White shrugs off any talk that she “went above and beyond.” “I believe patient care is everybody’s job,” she said. “I’m just glad I was there and able to do what I did.” She considers herself the lucky one. “I gained a lifetime friend,” she said. We still talk to each other to this day.”
“Elizabeth exemplifies what we mean when we say everyone is a part of the health care team,” said Robin Ledyard, M.D., president of Community Hospital East.
White started working at Community East in 2000 at the suggestion of her father, Frederick, a shipping and receiving supervisor who worked at Community for 43 years. Prior to that she had worked in the hospitality industry, but she was searching for more meaningful employment. “I wanted to gain a different experience, and I’m glad that I chose Community Health Network as my place of employment,” she said.
White admires the nurses on her floor and has learned a lot from them. “They are my family while I’m at work, and we work as a team,” she said. In 2009 she began working toward her nursing degree at Ivy Tech. Soon afterward her father became ill with lung cancer and White had to put her nursing classes aside to help care for him. It’s not the first time White has experienced tragedy—she lost her mother to lung cancer and her oldest son to bone cancer.

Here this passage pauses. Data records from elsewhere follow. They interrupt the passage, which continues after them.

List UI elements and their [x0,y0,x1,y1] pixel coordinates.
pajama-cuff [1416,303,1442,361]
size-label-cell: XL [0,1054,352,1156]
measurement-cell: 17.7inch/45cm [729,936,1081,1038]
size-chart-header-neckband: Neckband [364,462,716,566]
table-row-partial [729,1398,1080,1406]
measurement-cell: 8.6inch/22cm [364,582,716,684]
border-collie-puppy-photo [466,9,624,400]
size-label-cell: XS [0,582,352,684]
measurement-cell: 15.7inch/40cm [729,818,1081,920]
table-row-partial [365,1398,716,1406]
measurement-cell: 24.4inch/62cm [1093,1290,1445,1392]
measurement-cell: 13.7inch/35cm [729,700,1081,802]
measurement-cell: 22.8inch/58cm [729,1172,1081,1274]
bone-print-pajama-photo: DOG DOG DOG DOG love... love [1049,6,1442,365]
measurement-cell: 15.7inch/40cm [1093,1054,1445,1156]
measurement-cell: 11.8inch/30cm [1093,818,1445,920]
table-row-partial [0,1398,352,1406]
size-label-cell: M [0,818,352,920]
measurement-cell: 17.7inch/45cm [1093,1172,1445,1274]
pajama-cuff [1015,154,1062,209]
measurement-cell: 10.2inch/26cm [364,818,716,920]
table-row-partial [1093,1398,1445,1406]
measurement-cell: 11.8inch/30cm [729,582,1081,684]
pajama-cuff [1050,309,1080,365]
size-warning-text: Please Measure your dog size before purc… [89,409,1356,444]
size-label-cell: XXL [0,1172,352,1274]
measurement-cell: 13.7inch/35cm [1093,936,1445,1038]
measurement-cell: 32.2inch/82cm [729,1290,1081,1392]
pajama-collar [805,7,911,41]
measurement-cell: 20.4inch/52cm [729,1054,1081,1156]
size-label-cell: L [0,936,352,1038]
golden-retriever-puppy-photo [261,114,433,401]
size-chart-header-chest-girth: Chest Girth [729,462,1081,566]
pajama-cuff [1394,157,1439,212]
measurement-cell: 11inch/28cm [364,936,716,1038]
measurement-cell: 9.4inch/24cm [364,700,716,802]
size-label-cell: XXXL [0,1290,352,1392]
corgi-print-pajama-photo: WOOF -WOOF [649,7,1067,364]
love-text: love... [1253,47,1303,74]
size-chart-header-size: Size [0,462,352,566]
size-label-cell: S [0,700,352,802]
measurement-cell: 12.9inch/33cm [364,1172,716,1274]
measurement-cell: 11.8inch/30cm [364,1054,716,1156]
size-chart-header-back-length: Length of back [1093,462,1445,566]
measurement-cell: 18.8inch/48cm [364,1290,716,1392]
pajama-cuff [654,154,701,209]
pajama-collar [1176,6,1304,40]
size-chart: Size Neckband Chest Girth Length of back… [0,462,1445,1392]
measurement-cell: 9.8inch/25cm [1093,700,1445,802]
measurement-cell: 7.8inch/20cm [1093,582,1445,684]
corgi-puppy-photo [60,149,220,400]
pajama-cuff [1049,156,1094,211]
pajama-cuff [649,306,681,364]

Saving the patient’s life has also saved her. “All this has motivated me to hurry up and go back to school,” she said. It’s made me push more.” Her 15-year-old son also plans to work in the health care field. “He wants to be a pediatrician,” she said. “He wants to help sick kids.”
Meanwhile, White is continuing to live out her philosophy of life each day: Always try to help out. Always try to give.
“She meets my definition of a hero,” said Bryan Mills, president and CEO of Community Health Network.